Weighted Least Squares for Parabola Coefficients Estimation

269 Views Asked by At

I am in trouble to find where I am making a mistake...

I have to estimate the parameters a and b of the curve modeled by:

$y = a x^2 + bx$

I have to do that from K measures of the curve, each measure is modeled by:

$y_i = a x^2 + bx + \epsilon_i$

Where $\epsilon_i$ is a Gaussian random variable that follows $N(0,\sigma_i^2)$

After collecting a group of K measures, I start the estimation. In order to do that, I am using weighted least squares for estimating my parameters:

$\Theta = \left[\begin{array}{c} a\\ b \end{array}\right]$

So, the closed solution formula tells me that:

$\hat\Theta = (\Phi^TR^{-1}\Phi)^{-1}\Phi^TR^{-1}y$

Where:

  • y is a $[k \times 1]$ vector with k measures of the curve.

  • R is a $[k \times k]$ matrix constructed from $R = E[\epsilon \epsilon^T] = diag(\sigma_{\epsilon 1}^{2} ... \sigma_{\epsilon k}^{2})$

  • $\Phi$ is a $[k \times 2]$ matrix that is equals to $\left[\begin{array}{cc} x^{2} & x\\ \vdots & \vdots\\ x^{2} & x \end{array}\right]$

The problem is that I always find

$(\Phi^TR^{-1}\Phi)$

as a singular matrix, therefore, I am unable to invert it and get to the final estimatiion.

What am I doing wrong? Have I made a mistake in the construction of the problem?

Thank you!

1

There are 1 best solutions below

0
On BEST ANSWER

The regression model written in matrix notation is given by

$$y=\Phi\Theta+\epsilon.$$

We want to find the least-squares solution $\Theta=\hat{\Theta}$ that maximizes the likelihood of the multivariate Gaussian distributed errors, i.e.

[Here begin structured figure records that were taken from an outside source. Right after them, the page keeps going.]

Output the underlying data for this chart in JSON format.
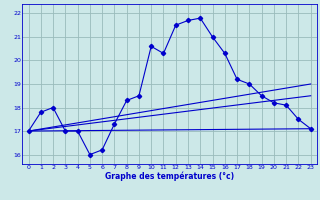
{
  "title": "Graphe des températures (°c)",
  "bg_color": "#cce8e8",
  "line_color": "#0000cc",
  "grid_color": "#99bbbb",
  "xlim": [
    -0.5,
    23.5
  ],
  "ylim": [
    15.6,
    22.4
  ],
  "yticks": [
    16,
    17,
    18,
    19,
    20,
    21,
    22
  ],
  "xticks": [
    0,
    1,
    2,
    3,
    4,
    5,
    6,
    7,
    8,
    9,
    10,
    11,
    12,
    13,
    14,
    15,
    16,
    17,
    18,
    19,
    20,
    21,
    22,
    23
  ],
  "main_x": [
    0,
    1,
    2,
    3,
    4,
    5,
    6,
    7,
    8,
    9,
    10,
    11,
    12,
    13,
    14,
    15,
    16,
    17,
    18,
    19,
    20,
    21,
    22,
    23
  ],
  "main_y": [
    17.0,
    17.8,
    18.0,
    17.0,
    17.0,
    16.0,
    16.2,
    17.3,
    18.3,
    18.5,
    20.6,
    20.3,
    21.5,
    21.7,
    21.8,
    21.0,
    20.3,
    19.2,
    19.0,
    18.5,
    18.2,
    18.1,
    17.5,
    17.1
  ],
  "line1_x": [
    0,
    23
  ],
  "line1_y": [
    17.0,
    17.1
  ],
  "line2_x": [
    0,
    23
  ],
  "line2_y": [
    17.0,
    18.5
  ],
  "line3_x": [
    0,
    23
  ],
  "line3_y": [
    17.0,
    19.0
  ]
}
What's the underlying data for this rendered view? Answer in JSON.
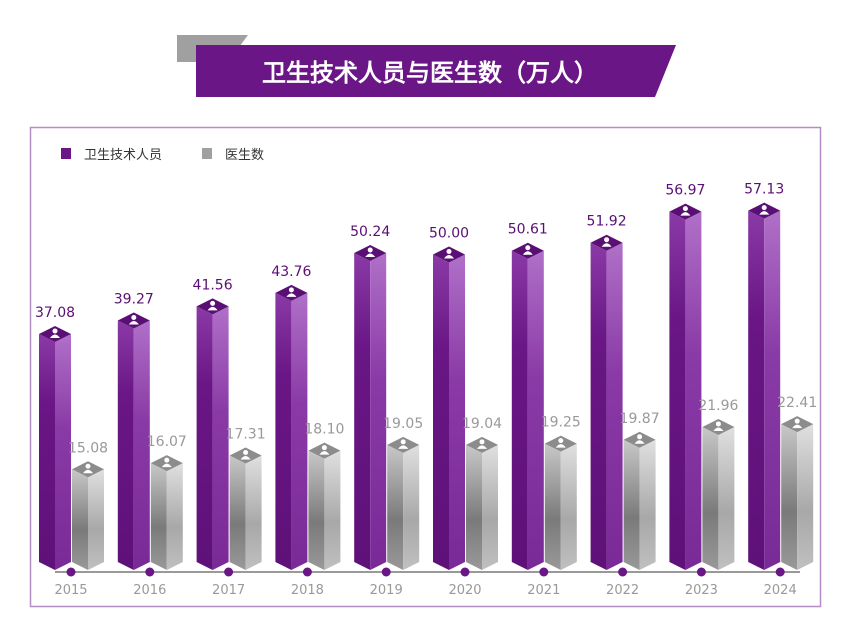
{
  "chart_data": {
    "type": "bar",
    "title": "卫生技术人员与医生数（万人）",
    "categories": [
      "2015",
      "2016",
      "2017",
      "2018",
      "2019",
      "2020",
      "2021",
      "2022",
      "2023",
      "2024"
    ],
    "series": [
      {
        "name": "卫生技术人员",
        "color": "#6a1686",
        "values": [
          37.08,
          39.27,
          41.56,
          43.76,
          50.24,
          50.0,
          50.61,
          51.92,
          56.97,
          57.13
        ]
      },
      {
        "name": "医生数",
        "color": "#a0a0a0",
        "values": [
          15.08,
          16.07,
          17.31,
          18.1,
          19.05,
          19.04,
          19.25,
          19.87,
          21.96,
          22.41
        ]
      }
    ],
    "value_labels": [
      [
        "37.08",
        "39.27",
        "41.56",
        "43.76",
        "50.24",
        "50.00",
        "50.61",
        "51.92",
        "56.97",
        "57.13"
      ],
      [
        "15.08",
        "16.07",
        "17.31",
        "18.10",
        "19.05",
        "19.04",
        "19.25",
        "19.87",
        "21.96",
        "22.41"
      ]
    ],
    "legend": "top-left",
    "ylim": [
      0,
      60
    ],
    "grid": false,
    "xlabel": "",
    "ylabel": ""
  }
}
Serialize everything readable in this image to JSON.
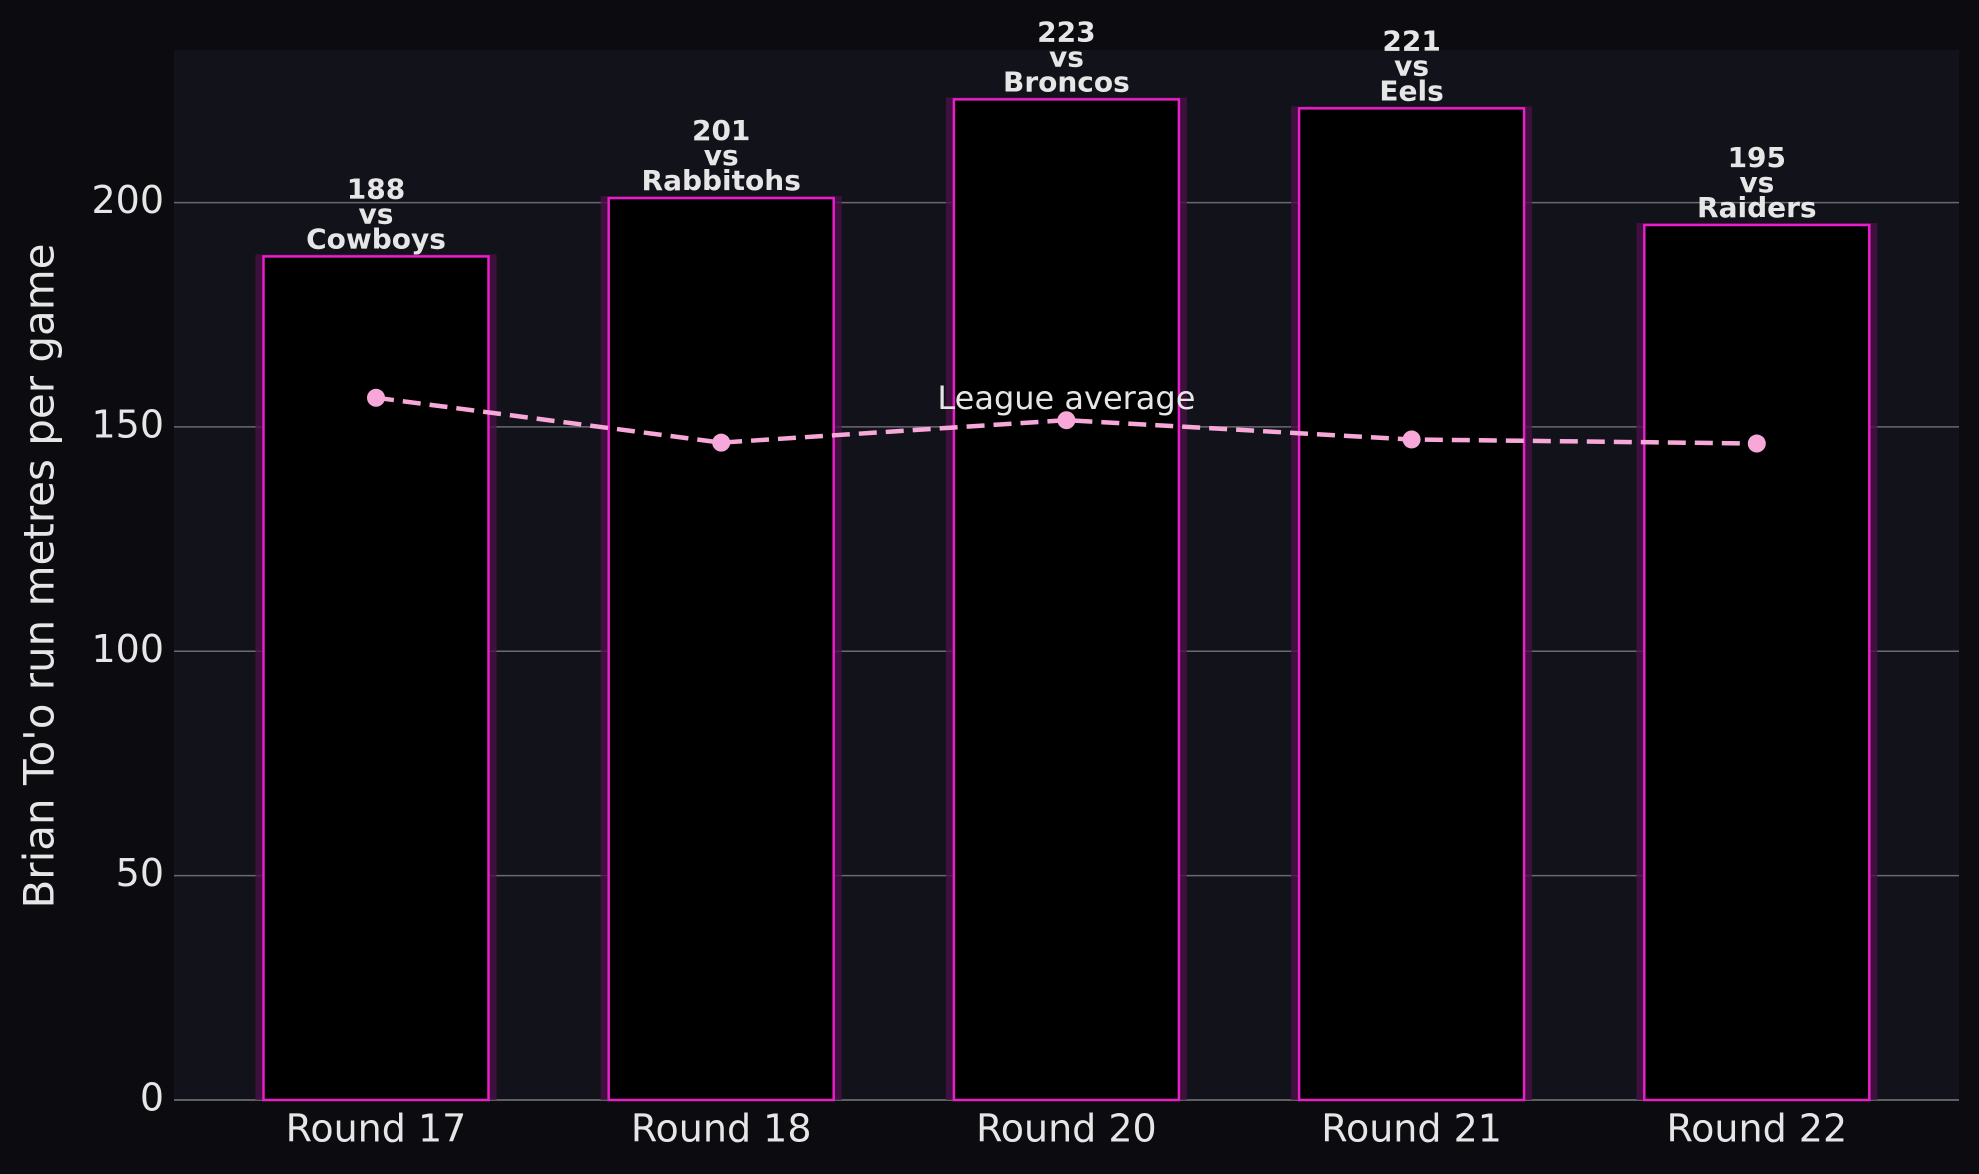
{
  "chart_data": {
    "type": "bar",
    "y_label": "Brian To'o run metres per game",
    "categories": [
      "Round 17",
      "Round 18",
      "Round 20",
      "Round 21",
      "Round 22"
    ],
    "values": [
      188,
      201,
      223,
      221,
      195
    ],
    "opponents": [
      "Cowboys",
      "Rabbitohs",
      "Broncos",
      "Eels",
      "Raiders"
    ],
    "label_joiner": "vs",
    "color": "#e81ec8",
    "league_average": {
      "label": "League average",
      "color": "#f7a8d8",
      "values": [
        156.5,
        146.5,
        151.5,
        147.2,
        146.3
      ]
    },
    "ylim": [
      0,
      234
    ],
    "yticks": [
      0,
      50,
      100,
      150,
      200
    ],
    "grid": true
  }
}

$$L\propto\exp\left(-\frac{1}{2}\epsilon^TR^{-1}\epsilon\right).$$

If we view $R^{-1}$ as the metric of an inner product (since it's positive-definite), we need to minimize $\Vert\epsilon\Vert_{R^{-1}}^2\equiv\epsilon^TR^{-1}\epsilon$ by choosing our $\Theta=\hat{\Theta}$ such that the vector $y-\Phi\hat{\Theta}$ is orthogonal to $\Phi$ under the same metric $R^{-1}$. Therefore,

$$\Phi^TR^{-1}(y-\Phi\hat{\Theta})=0,$$

which leads to the least-squares formula

$$\hat{\Theta}=(\Phi^TR^{-1}\Phi)^{-1}\Phi^TR^{-1}y.$$

So your formula is correct. This formula can even handle correlated errors if you put off-diagonal entries in $R$. The matrix $R$ should be positive-definite. If you find numerically that $\Phi^TR^{-1}\Phi$ is close to singular, use ridge regression

$$\hat{\Theta}_\lambda=(\Phi^TR^{-1}\Phi+\lambda I)^{-1}\Phi^TR^{-1}y,$$

where $\lambda>0$ is the ridge parameter.